Les deux grands sujets de cette rénovation étaient la lumière et la matière.
«Nous avons passé des heures sur la couleur du béton ciré, sur le choix des tomettes (je crois que Jean-Malo m'a présenté plus de 10 références avant que j'arrive à me décider !), de la faïence et du bois. Je suis hyper heureuse du résultat. En plus du charme de cet appartement, les matières sont chaleureuses, agréables au toucher. Pour accentuer cette sensation de douceur, les angles sont arrondis partout où cela est possible.

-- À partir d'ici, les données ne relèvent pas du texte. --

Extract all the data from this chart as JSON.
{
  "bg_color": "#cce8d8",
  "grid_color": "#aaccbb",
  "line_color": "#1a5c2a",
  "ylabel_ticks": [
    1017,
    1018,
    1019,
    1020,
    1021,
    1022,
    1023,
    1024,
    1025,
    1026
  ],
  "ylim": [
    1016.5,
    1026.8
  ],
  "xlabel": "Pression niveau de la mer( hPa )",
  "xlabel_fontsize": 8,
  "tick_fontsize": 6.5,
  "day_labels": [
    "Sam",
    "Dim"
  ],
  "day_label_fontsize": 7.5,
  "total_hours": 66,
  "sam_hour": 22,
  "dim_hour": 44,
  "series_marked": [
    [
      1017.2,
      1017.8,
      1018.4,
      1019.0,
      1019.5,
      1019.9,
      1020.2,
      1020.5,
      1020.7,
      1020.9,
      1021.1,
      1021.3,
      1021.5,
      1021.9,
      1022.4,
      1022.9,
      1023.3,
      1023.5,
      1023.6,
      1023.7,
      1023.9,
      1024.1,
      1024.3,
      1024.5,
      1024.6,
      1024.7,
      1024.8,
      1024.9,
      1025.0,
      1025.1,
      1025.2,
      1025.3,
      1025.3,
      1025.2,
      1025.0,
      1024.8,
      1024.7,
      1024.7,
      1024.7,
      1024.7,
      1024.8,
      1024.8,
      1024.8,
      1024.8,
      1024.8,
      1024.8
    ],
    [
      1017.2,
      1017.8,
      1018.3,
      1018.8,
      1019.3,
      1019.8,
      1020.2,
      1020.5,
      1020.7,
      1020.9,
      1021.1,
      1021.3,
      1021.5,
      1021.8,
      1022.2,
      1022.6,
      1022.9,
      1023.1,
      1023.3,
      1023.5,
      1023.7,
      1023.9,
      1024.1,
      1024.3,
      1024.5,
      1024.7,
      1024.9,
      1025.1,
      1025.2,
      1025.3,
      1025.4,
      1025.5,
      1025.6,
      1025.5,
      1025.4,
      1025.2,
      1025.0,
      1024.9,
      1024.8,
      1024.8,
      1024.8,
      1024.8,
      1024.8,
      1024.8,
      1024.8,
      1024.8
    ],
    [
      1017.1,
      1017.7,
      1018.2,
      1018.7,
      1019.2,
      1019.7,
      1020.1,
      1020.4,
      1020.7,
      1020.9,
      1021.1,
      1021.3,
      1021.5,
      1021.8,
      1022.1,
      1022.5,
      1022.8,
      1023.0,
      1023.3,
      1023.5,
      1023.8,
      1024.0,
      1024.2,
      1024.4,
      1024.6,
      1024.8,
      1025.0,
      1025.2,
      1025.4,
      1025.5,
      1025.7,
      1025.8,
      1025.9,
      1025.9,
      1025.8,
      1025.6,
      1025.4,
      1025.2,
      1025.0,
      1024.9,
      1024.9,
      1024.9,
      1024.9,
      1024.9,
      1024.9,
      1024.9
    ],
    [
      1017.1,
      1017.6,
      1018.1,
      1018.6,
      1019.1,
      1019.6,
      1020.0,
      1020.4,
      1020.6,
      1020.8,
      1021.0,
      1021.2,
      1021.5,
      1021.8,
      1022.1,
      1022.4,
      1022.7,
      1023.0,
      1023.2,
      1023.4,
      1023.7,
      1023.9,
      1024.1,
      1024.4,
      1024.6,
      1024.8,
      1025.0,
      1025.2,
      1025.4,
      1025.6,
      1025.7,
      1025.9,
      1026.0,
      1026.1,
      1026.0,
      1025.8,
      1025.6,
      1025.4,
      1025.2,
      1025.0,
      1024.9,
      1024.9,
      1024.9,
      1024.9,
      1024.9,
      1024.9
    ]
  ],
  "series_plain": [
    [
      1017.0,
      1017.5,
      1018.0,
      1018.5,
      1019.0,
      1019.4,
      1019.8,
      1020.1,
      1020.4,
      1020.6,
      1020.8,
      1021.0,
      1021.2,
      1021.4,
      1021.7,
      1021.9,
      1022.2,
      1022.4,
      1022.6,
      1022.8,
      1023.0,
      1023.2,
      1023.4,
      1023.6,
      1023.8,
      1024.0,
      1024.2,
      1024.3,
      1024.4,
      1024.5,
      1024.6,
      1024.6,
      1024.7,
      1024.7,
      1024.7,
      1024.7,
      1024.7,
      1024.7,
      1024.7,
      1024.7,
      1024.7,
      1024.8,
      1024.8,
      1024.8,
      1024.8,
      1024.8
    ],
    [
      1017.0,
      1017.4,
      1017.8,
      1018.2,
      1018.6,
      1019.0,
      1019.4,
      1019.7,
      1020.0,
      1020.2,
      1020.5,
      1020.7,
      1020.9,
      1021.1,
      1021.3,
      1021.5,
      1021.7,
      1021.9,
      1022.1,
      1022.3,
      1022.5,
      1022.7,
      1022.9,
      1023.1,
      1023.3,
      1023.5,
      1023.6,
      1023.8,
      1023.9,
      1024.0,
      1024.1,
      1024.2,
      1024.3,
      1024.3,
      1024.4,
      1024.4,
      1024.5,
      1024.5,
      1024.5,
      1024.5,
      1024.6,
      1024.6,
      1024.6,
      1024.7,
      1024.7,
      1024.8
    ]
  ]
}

C'est tellement agréable : je ne me cogne nulle part !»
Afin d'apporter du volume et de la lumière, Sabine obtient l'accord de la copropriété pour récupérer les combles perdus (1,20 m de hauteur supplémentaire !) et Jean-Malo l'accord des services d'urbanisme pour installer une grande verrière sur le toit, côté cour.
«Afin de repartir sur une page blanche, explique l'architecte, j’ai décidé de retirer le maximum d’éléments non porteurs et de réaliser un curage complet de l’appartement. La salle d'eau a déménagé dans l’ancienne cuisine, à l’entrée, entre deux murs porteurs, et la cuisine fait désormais partie intégrante du mobilier sur mesure que j’ai dessiné, poignées comprises. Concernant le couchage, Sabine envisageait une mezzanine, mais la hauteur gagnée en récupérant les combles ne permettait pas de créer une pièce confortable, tant en bas qu’à l'étage. J’ai alors suggéré un meuble estrade, qui se prolonge en banquette-escalier pour accueillir l’espace dînatoire et du rangement et, sous le lit, le prolongement de la cuisine avec les fonctions techniques dissimulées : machine à laver, frigo et vaste espace de stockage.»

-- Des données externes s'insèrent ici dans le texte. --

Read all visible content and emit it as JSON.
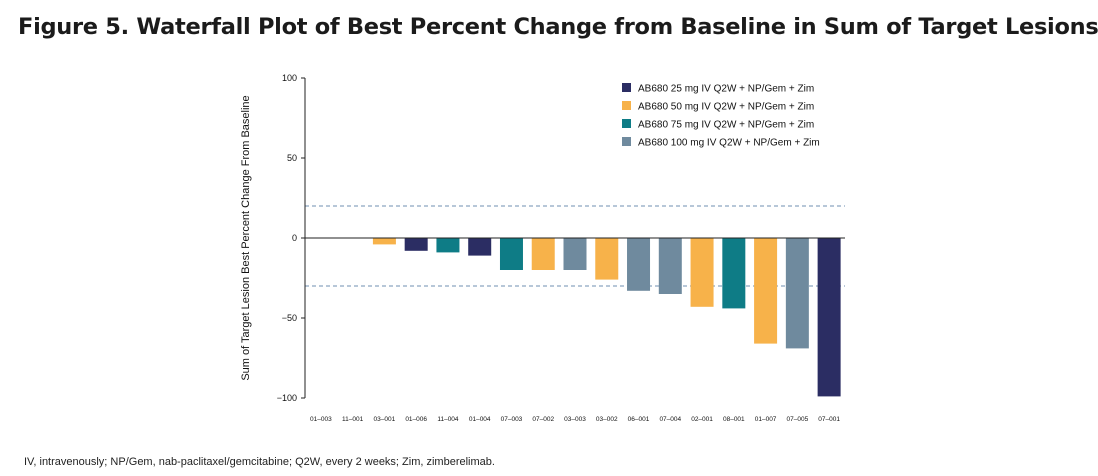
{
  "figure_title": "Figure 5. Waterfall Plot of Best Percent Change from Baseline in Sum of Target Lesions",
  "footnote": "IV, intravenously; NP/Gem, nab-paclitaxel/gemcitabine; Q2W, every 2 weeks; Zim, zimberelimab.",
  "chart_data": {
    "type": "bar",
    "title": "Figure 5. Waterfall Plot of Best Percent Change from Baseline in Sum of Target Lesions",
    "xlabel": "",
    "ylabel": "Sum of Target Lesion Best Percent Change From Baseline",
    "ylim": [
      -100,
      100
    ],
    "yticks": [
      100,
      50,
      0,
      -50,
      -100
    ],
    "reference_lines": [
      20,
      -30
    ],
    "grid": false,
    "legend_position": "top-right",
    "series": [
      {
        "name": "AB680 25 mg IV Q2W + NP/Gem + Zim",
        "color": "#2b2d63"
      },
      {
        "name": "AB680 50 mg IV Q2W + NP/Gem + Zim",
        "color": "#f7b24a"
      },
      {
        "name": "AB680 75 mg IV Q2W + NP/Gem + Zim",
        "color": "#0e7c86"
      },
      {
        "name": "AB680 100 mg IV Q2W + NP/Gem + Zim",
        "color": "#6f8a9e"
      }
    ],
    "categories": [
      "01-003",
      "11-001",
      "03-001",
      "01-006",
      "11-004",
      "01-004",
      "07-003",
      "07-002",
      "03-003",
      "03-002",
      "06-001",
      "07-004",
      "02-001",
      "08-001",
      "01-007",
      "07-005",
      "07-001"
    ],
    "values": [
      0,
      0,
      -4,
      -8,
      -9,
      -11,
      -20,
      -20,
      -20,
      -26,
      -33,
      -35,
      -43,
      -44,
      -66,
      -69,
      -99
    ],
    "series_index": [
      0,
      0,
      1,
      0,
      2,
      0,
      2,
      1,
      3,
      1,
      3,
      3,
      1,
      2,
      1,
      3,
      0
    ]
  }
}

Pour habiller le mur courant du salon à la chambre, Sabine craque pour un magnifique papier peint panoramique, reproduction d'une œuvre de Thomas Ender (1793-1875), représentant une vue de la baie de Rio de Janeiro et l'église de Nossa Senhora da Gloria do Outeiro.

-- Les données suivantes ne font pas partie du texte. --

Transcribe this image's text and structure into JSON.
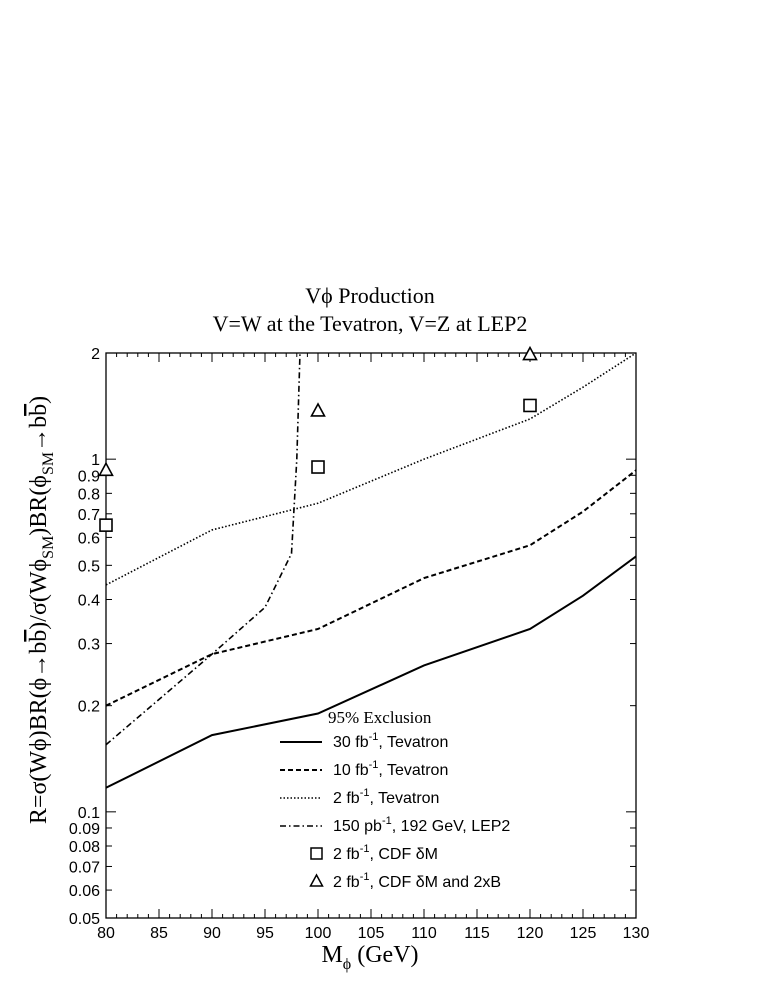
{
  "chart_data": {
    "type": "line",
    "title": "Vϕ Production",
    "subtitle": "V=W at the Tevatron, V=Z at LEP2",
    "xlabel": {
      "main": "M",
      "sub": "ϕ",
      "unit": " (GeV)"
    },
    "ylabel": {
      "p1": "R=σ(Wϕ)BR(ϕ→b",
      "bbar1": "b",
      "p2": ")/σ(Wϕ",
      "sub1": "SM",
      "p3": ")BR(ϕ",
      "sub2": "SM",
      "p4": "→b",
      "bbar2": "b",
      "p5": ")"
    },
    "xlim": [
      80,
      130
    ],
    "ylim": [
      0.05,
      2
    ],
    "yscale": "log",
    "x_ticks": [
      80,
      85,
      90,
      95,
      100,
      105,
      110,
      115,
      120,
      125,
      130
    ],
    "x_tick_labels": [
      "80",
      "85",
      "90",
      "95",
      "100",
      "105",
      "110",
      "115",
      "120",
      "125",
      "130"
    ],
    "y_ticks": [
      0.05,
      0.06,
      0.07,
      0.08,
      0.09,
      0.1,
      0.2,
      0.3,
      0.4,
      0.5,
      0.6,
      0.7,
      0.8,
      0.9,
      1,
      2
    ],
    "y_tick_labels": [
      "0.05",
      "0.06",
      "0.07",
      "0.08",
      "0.09",
      "0.1",
      "0.2",
      "0.3",
      "0.4",
      "0.5",
      "0.6",
      "0.7",
      "0.8",
      "0.9",
      "1",
      "2"
    ],
    "series": [
      {
        "name": "30 fb-1, Tevatron",
        "style": "solid",
        "x": [
          80,
          90,
          100,
          110,
          120,
          125,
          130
        ],
        "y": [
          0.117,
          0.165,
          0.19,
          0.26,
          0.33,
          0.41,
          0.53
        ]
      },
      {
        "name": "10 fb-1, Tevatron",
        "style": "dashed",
        "x": [
          80,
          90,
          100,
          110,
          120,
          125,
          130
        ],
        "y": [
          0.2,
          0.28,
          0.33,
          0.46,
          0.57,
          0.71,
          0.93
        ]
      },
      {
        "name": "2 fb-1, Tevatron",
        "style": "dotted",
        "x": [
          80,
          90,
          100,
          110,
          120,
          125,
          130
        ],
        "y": [
          0.44,
          0.63,
          0.75,
          1.0,
          1.3,
          1.6,
          2.0
        ]
      },
      {
        "name": "150 pb-1, 192 GeV, LEP2",
        "style": "dashdot",
        "x": [
          80,
          90,
          95,
          97.5,
          98,
          98.3
        ],
        "y": [
          0.155,
          0.28,
          0.38,
          0.54,
          1.0,
          2.0
        ]
      }
    ],
    "markers": [
      {
        "name": "2 fb-1, CDF δM",
        "symbol": "square",
        "x": [
          80,
          100,
          120
        ],
        "y": [
          0.65,
          0.95,
          1.42
        ]
      },
      {
        "name": "2 fb-1, CDF δM and 2xB",
        "symbol": "triangle",
        "x": [
          80,
          100,
          120
        ],
        "y": [
          0.93,
          1.37,
          1.98
        ]
      }
    ],
    "legend": {
      "title": "95% Exclusion",
      "position": "bottom-center",
      "entries": [
        {
          "symbol": "solid",
          "lum": "30 fb",
          "exp": "-1",
          "rest": ", Tevatron"
        },
        {
          "symbol": "dashed",
          "lum": "10 fb",
          "exp": "-1",
          "rest": ", Tevatron"
        },
        {
          "symbol": "dotted",
          "lum": "2 fb",
          "exp": "-1",
          "rest": ", Tevatron"
        },
        {
          "symbol": "dashdot",
          "lum": "150 pb",
          "exp": "-1",
          "rest": ", 192 GeV, LEP2"
        },
        {
          "symbol": "square",
          "lum": "2 fb",
          "exp": "-1",
          "rest": ", CDF δM"
        },
        {
          "symbol": "triangle",
          "lum": "2 fb",
          "exp": "-1",
          "rest": ", CDF δM and 2xB"
        }
      ]
    },
    "grid": false
  }
}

«La nature luxuriante et très verte, les couleurs douces de l’arrière-plan transforment ce panneau en un paysage onirique dont je me réjouis tous les jours.»
Finalement, alors qu'elle pensait avoir acheté un tout petit espace, l’architecte a réussi la prouesse de lui donner tout d’un grand.
«Je ne m’y sens pas du tout à l’étroit, il est hyper facile d’usage, plein de rangements, et même Saxo, ma chienne, y a sa place attitrée ! Compact et élégant, il est tout à fait adapté à ma vie.»
Mais ce n’est qu’arrivé en son sein que l’on découvre vraiment tous ses charmes : en effet, un véritable îlot de verdure a pris place ici. «Ce jardin est en responsabilité partagée des copropriétaires, nous y plantons des fleurs, le nettoyons et l’entretenons à tour de rôle. Il est à l’image de la diversité des voisins : des fleurs délicates y côtoient quelques roses épineuses…» taquine gentiment Sabine.
Depuis l’entrée, on découvre la perspective et la sensation de volume apportées par le travail de l’architecte. L’agencement a été minutieusement pensé, sans oublier ces « détails » qui font l’âme d’un lieu, comme ici l’applique en marbre et acier à gauche, et celle en terre cuite (Hans, Tosco Studio), à droite, au-dessus du plan de travail de la cuisine.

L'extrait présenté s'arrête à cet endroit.